Fenerbahçe tarihinin Avrupa'nın en üst düzey kupasındaki ilk final-four'una nihayet ulaşabildik. Avrupa Şampiyonluğu için kurulan takım belkide Türk spor tarihinin en dominant takımı haline geldi. Türkiye Ligi, Türkiye Kupası Şamiyonlar Ligi'nde üç kulvarda tek bir mağlubiyet almadan ve bütün maçlar dahil edildiğinde sadece 3 set vererek bu seviyeye gelmek inanılmaz bir başarı. Şimdi bu seviyeye geldikten sonra artık kupa için iki maç kaldı geriye. Bu sene Rus takımlarının bir üst seviyesinde olan İtalyan takımlarından Asystel Novara ve Scavolini-Bergamo ikilisinden biriyle final oynayacağız Cannes'i geçersek. Geçen sene şu anki kadromuzdan çok daha zayıf bir takımla CEV Cup Final Fourunda karşılaşmış ve kaybetmiştik Novara'ya. Vakıfbank eşleşmesinde gördük ki Novara Vakıfbank'ı kolay elese de bizden daha iyi bir takım değil. Scavolini'de ilk grup aşamasında Vakıfbank'ın grubundaydı ve izlediğimiz maçları göz önünde bulundurursak onlardan da iyi durumdayız. Cannes'in hiç bir maçını izlemedim ama bu iki İtalyan takımından daha iyi bir kadroları yok. İki sene üstüste şampiyonlukları var Kupa 1'de 2002 ve 2003'te. O yıllardaki dominasyonları yok son yıllarda ama evsahibi avantajı voleybolda tehlikeli bir şeydir. Beklenmeyen bir performans gösterebilirler.

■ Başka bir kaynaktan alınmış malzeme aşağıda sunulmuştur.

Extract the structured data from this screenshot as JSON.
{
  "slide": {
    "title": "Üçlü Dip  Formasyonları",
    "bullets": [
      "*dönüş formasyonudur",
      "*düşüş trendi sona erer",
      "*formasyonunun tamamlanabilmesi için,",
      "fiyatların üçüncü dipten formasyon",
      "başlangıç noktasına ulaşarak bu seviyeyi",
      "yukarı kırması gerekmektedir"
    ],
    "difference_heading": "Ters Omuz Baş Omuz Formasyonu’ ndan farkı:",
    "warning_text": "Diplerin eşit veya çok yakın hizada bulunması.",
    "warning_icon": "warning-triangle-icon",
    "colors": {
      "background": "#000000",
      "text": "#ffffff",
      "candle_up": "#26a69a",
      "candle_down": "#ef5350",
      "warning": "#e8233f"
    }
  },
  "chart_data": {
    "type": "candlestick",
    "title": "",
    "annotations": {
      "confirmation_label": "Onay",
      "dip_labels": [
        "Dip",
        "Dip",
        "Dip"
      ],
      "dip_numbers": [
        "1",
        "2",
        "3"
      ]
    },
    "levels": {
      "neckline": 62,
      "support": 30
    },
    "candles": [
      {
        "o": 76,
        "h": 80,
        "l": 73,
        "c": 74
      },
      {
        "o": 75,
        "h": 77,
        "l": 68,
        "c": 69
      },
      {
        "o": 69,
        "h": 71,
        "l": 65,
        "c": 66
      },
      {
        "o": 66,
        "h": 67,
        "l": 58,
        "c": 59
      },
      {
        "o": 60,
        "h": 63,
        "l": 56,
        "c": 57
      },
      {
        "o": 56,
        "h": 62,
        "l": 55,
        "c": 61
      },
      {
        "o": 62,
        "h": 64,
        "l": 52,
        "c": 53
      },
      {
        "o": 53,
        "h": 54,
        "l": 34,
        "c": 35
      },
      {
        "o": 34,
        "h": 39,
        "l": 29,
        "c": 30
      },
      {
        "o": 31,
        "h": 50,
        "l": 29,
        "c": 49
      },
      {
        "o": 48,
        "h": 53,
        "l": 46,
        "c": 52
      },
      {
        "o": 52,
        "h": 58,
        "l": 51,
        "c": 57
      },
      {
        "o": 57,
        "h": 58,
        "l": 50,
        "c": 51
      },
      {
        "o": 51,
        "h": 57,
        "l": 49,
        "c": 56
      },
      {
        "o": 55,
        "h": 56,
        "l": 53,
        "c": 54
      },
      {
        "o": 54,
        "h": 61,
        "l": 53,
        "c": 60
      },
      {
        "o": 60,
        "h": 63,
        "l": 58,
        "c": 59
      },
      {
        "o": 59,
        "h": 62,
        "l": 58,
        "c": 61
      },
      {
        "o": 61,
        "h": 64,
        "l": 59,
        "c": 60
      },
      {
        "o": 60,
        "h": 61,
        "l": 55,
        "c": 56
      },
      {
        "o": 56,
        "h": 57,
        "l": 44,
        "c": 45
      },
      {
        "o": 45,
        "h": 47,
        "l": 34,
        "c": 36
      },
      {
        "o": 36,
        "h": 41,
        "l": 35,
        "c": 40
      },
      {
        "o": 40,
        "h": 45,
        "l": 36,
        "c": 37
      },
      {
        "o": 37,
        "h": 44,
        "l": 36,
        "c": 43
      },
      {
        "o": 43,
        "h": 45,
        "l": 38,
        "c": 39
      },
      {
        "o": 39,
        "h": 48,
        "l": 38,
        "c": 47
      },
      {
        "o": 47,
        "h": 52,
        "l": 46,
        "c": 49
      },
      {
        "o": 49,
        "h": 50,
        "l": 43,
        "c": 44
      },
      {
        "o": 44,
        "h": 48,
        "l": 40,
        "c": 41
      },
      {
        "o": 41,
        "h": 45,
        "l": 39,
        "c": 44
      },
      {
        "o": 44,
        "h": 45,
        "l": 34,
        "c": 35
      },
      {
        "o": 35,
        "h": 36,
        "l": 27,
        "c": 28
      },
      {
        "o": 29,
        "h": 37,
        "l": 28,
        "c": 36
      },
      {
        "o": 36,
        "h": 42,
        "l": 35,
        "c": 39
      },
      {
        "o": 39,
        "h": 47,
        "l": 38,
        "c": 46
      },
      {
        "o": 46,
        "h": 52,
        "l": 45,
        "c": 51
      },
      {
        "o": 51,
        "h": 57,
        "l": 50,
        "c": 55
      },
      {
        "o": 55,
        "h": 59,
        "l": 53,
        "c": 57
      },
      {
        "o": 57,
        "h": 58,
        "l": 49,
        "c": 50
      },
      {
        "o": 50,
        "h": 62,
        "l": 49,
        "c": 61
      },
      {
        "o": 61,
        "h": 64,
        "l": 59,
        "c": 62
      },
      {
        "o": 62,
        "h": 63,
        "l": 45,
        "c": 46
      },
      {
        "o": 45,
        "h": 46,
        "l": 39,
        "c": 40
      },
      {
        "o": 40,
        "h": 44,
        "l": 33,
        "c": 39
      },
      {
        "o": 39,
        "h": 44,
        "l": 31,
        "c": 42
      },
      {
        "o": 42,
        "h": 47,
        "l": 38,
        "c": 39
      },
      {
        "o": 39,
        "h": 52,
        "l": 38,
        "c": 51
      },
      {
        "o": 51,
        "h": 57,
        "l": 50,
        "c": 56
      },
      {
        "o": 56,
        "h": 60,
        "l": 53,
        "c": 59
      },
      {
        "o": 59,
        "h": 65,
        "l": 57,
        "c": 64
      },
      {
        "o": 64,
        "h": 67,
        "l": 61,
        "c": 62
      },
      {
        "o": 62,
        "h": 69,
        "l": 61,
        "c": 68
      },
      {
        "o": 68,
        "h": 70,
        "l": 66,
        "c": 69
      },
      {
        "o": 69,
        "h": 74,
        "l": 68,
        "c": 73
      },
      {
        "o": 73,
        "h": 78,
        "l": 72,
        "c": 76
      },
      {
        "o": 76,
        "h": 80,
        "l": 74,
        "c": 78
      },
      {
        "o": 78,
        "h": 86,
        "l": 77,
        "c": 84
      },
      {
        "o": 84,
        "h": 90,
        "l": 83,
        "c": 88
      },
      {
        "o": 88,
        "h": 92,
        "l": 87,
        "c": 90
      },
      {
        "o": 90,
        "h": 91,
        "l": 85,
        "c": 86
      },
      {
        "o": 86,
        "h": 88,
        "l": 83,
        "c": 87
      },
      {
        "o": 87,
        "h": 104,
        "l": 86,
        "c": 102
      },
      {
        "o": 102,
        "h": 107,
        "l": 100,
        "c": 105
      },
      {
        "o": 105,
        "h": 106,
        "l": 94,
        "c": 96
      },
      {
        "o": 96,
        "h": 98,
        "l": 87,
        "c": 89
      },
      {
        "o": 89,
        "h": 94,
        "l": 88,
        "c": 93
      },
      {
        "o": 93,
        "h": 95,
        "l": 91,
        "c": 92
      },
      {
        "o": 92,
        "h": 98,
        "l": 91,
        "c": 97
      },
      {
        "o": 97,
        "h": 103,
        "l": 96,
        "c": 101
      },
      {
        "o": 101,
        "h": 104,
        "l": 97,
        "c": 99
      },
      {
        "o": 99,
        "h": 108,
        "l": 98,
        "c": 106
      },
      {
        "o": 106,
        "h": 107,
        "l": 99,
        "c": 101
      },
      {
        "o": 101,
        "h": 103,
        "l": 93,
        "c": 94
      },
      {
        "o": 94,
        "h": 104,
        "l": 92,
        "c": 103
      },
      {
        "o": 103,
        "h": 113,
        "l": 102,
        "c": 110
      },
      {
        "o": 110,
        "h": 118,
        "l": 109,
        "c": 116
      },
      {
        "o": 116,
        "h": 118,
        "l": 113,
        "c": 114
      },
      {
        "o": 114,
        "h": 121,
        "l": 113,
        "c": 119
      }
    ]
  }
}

Final-Four'un bir numaralı favorisi biz gözüküyoruz. Cannes, Novara ve büyük ihtimalle üçüncü takım olarak gelecek Scavolini Pesaro bizim kadar domine ederek gelmediler bu seviyeye. Tek korkum bu sene 5 seti geçtim 4 setlik bir maçı bile zor oynamamız. Eczacı'yla süper kupa ve Vakıfbank'la ligin ilk yarısındaki maç 4 set sürdü. Sadece Dinamo Moskova maçı 5 sete uzadı. Dengimiz bir takımla oynadığımızda maçın başa baş gitmesi durumunda bu duruma oyuncuların nasıl tepki verebileceğini bilmeyecek olmamız bir dezavantaj olarak görülebilir. Takımda son derece tecrübeli oyuncuların olması, defalarca buraları yaşamış "winner" oyuncuların olması bu durumla baş edebilmemiz konusunda bize yardımcı olacaktır yine de.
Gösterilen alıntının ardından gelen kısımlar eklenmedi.